Thema dieser Schiffsdetail-Zeichnungen sind die Minensuchgeräte, wie sie auf den Kampfschiffen der deutschen Kriegsmarine – nicht nur auf den Minensuch-Fahrzeugen – in der Zeit des Zweiten Weltkrieges gefahren wurden. Wichtigste Arbeitsgrundlage für meine Zeichnungen war in diesem Fall der „Atlas der Minenräumgeräte“ Heft B. Er wurde am 25.1.1946 (!) von der „Deutschen Minenräumdienstleitung“ als Minenräumdienstvorschrift Nr. 11 herausgegeben.

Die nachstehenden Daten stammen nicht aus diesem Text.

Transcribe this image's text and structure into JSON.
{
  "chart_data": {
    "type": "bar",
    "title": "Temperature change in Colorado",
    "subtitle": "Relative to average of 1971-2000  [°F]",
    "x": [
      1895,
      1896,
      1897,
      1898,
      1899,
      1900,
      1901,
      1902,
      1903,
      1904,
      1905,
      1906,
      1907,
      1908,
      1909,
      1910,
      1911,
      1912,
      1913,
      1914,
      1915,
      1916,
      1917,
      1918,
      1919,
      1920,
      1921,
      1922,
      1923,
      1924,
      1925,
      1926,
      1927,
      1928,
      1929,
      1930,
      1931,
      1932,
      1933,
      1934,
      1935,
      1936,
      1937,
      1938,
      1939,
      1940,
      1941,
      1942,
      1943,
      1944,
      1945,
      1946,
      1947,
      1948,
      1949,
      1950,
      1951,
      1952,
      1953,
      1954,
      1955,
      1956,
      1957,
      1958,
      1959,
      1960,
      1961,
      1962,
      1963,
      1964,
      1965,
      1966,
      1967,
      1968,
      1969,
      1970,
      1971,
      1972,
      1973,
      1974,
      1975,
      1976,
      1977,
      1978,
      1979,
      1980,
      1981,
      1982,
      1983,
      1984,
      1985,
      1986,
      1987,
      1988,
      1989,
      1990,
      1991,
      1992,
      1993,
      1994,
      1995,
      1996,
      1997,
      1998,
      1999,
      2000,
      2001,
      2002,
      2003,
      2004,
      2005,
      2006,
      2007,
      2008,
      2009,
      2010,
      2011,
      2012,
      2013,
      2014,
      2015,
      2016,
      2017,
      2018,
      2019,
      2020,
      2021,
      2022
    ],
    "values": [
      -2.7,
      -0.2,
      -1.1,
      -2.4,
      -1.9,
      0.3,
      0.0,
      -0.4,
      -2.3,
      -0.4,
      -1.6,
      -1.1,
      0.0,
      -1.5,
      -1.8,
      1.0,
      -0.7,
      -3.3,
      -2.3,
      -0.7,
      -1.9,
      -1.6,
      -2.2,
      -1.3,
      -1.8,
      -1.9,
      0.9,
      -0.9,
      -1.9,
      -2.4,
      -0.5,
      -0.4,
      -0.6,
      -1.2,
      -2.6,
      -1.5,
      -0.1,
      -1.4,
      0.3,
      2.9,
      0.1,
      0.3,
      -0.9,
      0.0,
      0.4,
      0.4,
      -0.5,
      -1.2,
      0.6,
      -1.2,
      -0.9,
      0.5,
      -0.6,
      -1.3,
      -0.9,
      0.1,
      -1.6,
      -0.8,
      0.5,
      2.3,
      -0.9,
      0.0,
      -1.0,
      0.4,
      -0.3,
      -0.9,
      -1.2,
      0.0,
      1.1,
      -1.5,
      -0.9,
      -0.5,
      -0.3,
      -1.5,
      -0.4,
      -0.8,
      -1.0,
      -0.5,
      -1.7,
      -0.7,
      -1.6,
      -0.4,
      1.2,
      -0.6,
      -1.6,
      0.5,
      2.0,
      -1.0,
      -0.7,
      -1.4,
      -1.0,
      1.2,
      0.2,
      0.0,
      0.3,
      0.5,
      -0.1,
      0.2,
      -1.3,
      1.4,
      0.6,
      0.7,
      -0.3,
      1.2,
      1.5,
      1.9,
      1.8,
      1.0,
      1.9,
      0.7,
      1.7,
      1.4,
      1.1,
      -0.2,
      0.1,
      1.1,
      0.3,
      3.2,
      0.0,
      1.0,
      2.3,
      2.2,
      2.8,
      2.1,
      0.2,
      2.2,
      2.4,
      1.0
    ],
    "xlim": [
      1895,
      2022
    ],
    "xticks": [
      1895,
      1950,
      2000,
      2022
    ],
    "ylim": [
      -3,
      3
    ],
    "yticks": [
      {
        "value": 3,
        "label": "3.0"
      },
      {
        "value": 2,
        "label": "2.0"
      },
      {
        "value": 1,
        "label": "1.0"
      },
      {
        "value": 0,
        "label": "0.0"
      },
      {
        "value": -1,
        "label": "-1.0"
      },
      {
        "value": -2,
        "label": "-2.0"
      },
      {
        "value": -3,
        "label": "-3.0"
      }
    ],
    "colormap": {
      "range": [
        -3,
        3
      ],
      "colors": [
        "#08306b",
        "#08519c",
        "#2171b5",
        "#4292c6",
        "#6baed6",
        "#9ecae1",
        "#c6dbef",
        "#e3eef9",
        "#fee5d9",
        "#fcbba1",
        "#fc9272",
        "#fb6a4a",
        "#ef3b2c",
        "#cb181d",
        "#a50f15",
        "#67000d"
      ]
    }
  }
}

Es versteht sich von selbst, daß die in dieser Vorschrift dargestellten Geräte so kurz nach dem Krieg zu 100% jene waren, die noch vor kurzer Zeit benutzt wurden. Ähnlich sah es übrigens auch bei der damaligen Seepolizei der DDR aus. Auch hier waren die ersten Minenräumgeräte Restbestände der Kriegsmarine, welche auf einigen von der Sowjetunion Mitte des Jahres 1951 aus Kriegsbeute übergebenen R-Booten gefahren wurden. Und selbst bei den ersten Neubauten von Minensuchern (SCHWALBE-Klasse usw.) erinnerten die Konstruktionen sehr an das Gerät der Kriegsmarine. Auch die HABICHT-Klasse sah den letzten Minensucherbauten der Kriegsmarine zum Verwechseln ähnlich.

Auf Blatt 1 habe ich links-oben die wohl aufwendigsten Minenräumgeräte, die sog. Räumottern, dargestellt. Diese ursprünglich „Paravanen“ genannten Geräte sind eine Erfindung der Engländer. Erst nachdem eine verlustig gegangene Paravane auf einer deutschen Nordseeinsel angeschwemmt wurde, erhielt man in Deutschland Kenntnis von dieser sinnreichen Konstruktion. Räumottern werden meist zweiseitig als sog. Bugschutzgerät an einer Spiere vor dem Schiff gefahren (Abb. 1). Bei den Spieren gibt es verschiedene Formen. Die deutschen Schiffe hatten meist schräg im Rumpf eingebaute und nach vorn-unten ausfahrbare Spieren (Abb. 2, Beispiel Minensuchboot Typ 35). Minensucher, Torpedoboote, einige Zerstörer, Kreuzer und Schlachtschiffe waren so ausgestattet. Und selbst der unfertige Flugzeugträger GRAF ZEPPELIN und die geplanten Schlachtkreuzer und Schweren Kreuzer sollten offenbar Bugspieren erhalten. Ihr Nachteil: waren sie auch nur leicht verbogen, konnten sie nicht mehr eingefahren werden! Es gab aber auch Klappspieren (Abb. 5), die am zumeist geraden Vorsteven nach vorn-unten heruntergeklappt werden konnten oder auch Y-förmige Spieren (Abb. 6), die Gelenke an den Bordseiten hatten und ebenfalls nach unten klappten. Die jeweilige Schrägstellung wurde mit Standern eingestellt. Die einfachste Art (u.a. oft auch bei italienischen Schiffen zu sehen) war die, daß man die beiden Räumleinen einfach durch Bohrungen oder Durchbrüche am untersten (Vor-)Stevenfuß schor (Abb. 7, Beispiel englische Sloop der BLACK-SWAN-Klasse). Eine andere Art, Räumleinen am Bug zu befestigen, sah man z.B. bei den schwedischen Zerstörern der ÖLAND-Klasse. Hier ließ man offenbar einfach einen Rahmen mit den durchgeschorenen Räumleinen am Bug nach unten gleiten (Abb. 8).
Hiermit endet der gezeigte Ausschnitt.